Correction: A previous version of this story misidentified the attorneys who were cross-examining the accuser in the Naval Academy case. The defendants’ attorneys were the ones questioning the woman.

Three ex-U.S. Navy football team members accused of sexually assaulting a female midshipman, from left: Eric Graham, Joshua Tate and Tra'ves Bush. (AP Photo/U.S. Navy Football)

You know how you can get all wrapped up in a good summer novel and have to remind yourself where you are when you put it down?

Well, America has made it pretty hard this past week to remind myself that we do not, in fact, live in the brutal 18th-century society I’m reading about, where rape is unacknowledged and young women are treated as disposable.

Let’s take a look at Montana last week, where a former teacher was sentenced to just 30 days in jail after admitting to raping a 14-year-old student, who later killed herself.

The Yellowstone County judge said the girl was “older than her chronological age” and “as much in control of the situation” as the teacher, who was 49 at the time of the ongoing rapes.

Later in the week, after he was slammed across the country, Montana District Judge G. Todd Baugh issued a statement apologizing for his comments. That didn’t change the ridiculous sentence.


Past coverage: Naval Academy rape allegations

But that’s Montana, you think. The judge wears a bolo tie, what can you expect?

Okay, so let’s go to D.C., our enlightened nation’s capital.

Here in Washington, defense attorneys in a military hearing have made their point loud and clear that if you report a sexual assault, they will make your life hell.

A U.S. Naval Academy midshipman who says she was raped by three fellow students last year finally had her case acknowledged by the academy. And she was ravaged by the attorneys of the defendants.

They asked her whether she was wearing a bra or panties that night. They asked her to describe how wide she opens her mouth during oral sex. They asked her if she “felt like a ho” the next morning.

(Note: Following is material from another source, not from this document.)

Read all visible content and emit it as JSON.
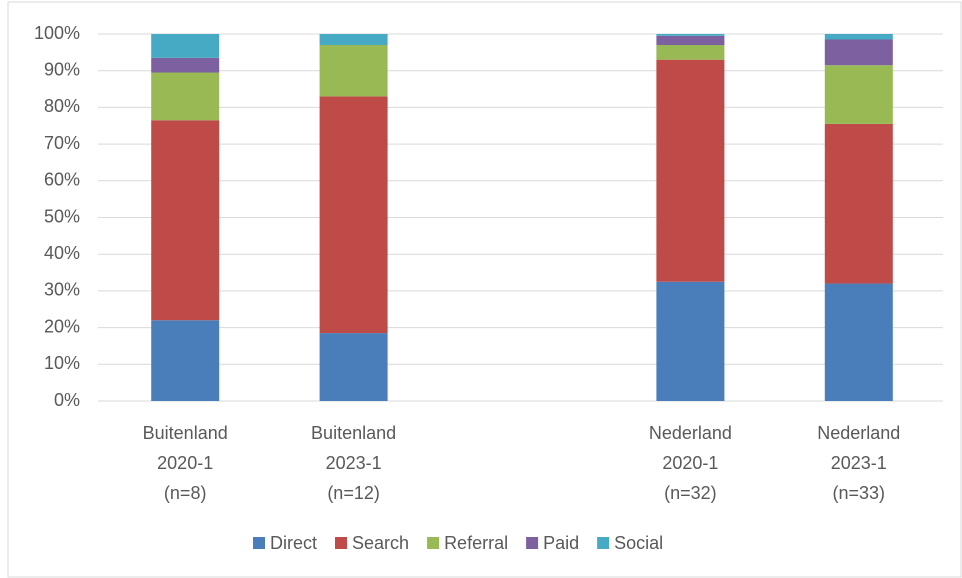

What? An attorney said “ho” in a hearing?

It sounded like a witch trial. But her interrogation, which ended Sunday, came at an Article 32 hearing, which is the military equivalent of a grand jury hearing to determine whether the case would go to trial, or in this case, a military court-martial.

The woman said she went to an off-campus “toga and yoga” party at the football house last spring. She drank way too much and blacked out. The next morning, her back was sore and she didn’t remember much. She didn’t report anything.

“She learned from friends and social media that three football players were claiming to have had sexual intercourse with her while she was incapacitated,” her attorney, Susan Burke, said in a statement when I wrote about the case in June.

It was her fellow classmates, who were horrified by the online bragging of the three football players, who reported the case.

Reluctantly, the woman told academy officials what she could remember. What did the academy do? They punished the 21-year-old for drinking.

She and her attorney began to wonder if the academy would ever investigate the players.

Now, the defense attorneys are trying to make her regret that the case ever got this far.

The questions have been invasive, irrelevant and demeaning.

Legal experts say they would never be able to go that far — the sexual-position questions, the cross-examination about her underpants — in a civilian trial.

Perhaps this cultural difference explains a recent Pentagon report, which stated that while as many as 26,000 service members said they were the targets of unwanted sexual contact last year, only 3,374 incidents of sexual assault were reported.

Those who believe women should be kept out of the military will point to the report and the Naval Academy case as proof. But hold your horses there, Internet Rousseaus.

The Pentagon report also said that the majority — 53 percent — of the people who said they were assaulted were men. And they were assaulted by other men.

Take the case of Greg Jeloudov, who told Newsweek that two weeks after he joined the military in 2009, he was gang-raped in the barracks by men who said they were showing him who was in charge.

“It must have been your fault. You must have provoked them,” is what he said commanders told him.

Imagine the grilling he would have faced if they took his report seriously.

“Did you ever walk out of the showers with your shirt off?” “Did you ever talk about sex with your bunkmates?” “Did you ever watch porn with other men?”

Nope, at least 10,000 men wouldn’t go there, wouldn’t report a sexual assault.

The Naval Academy case underscores the reasons behind the rising concern over the way the military handles sexual assault cases.

But this isn’t about women in the military. It isn’t about the hidden sexual assault of men in the military. Nor is it about a backward judge in Yellowstone County.

It's about America still not understanding the difference between consensual sex and rape.

The woman at the Naval Academy is not pretending to be a prude. She described for attorneys times in the past when she did want to have sex and consented to it. But the stuff those football players bragged about online — she didn’t even remember it. At that point, it’s rape.

Consensual sex happens between two adults who both want it.

Rape is about violence, domination and power.

It shouldn’t be that hard.

And yet, it still is. Just like in the 18th century.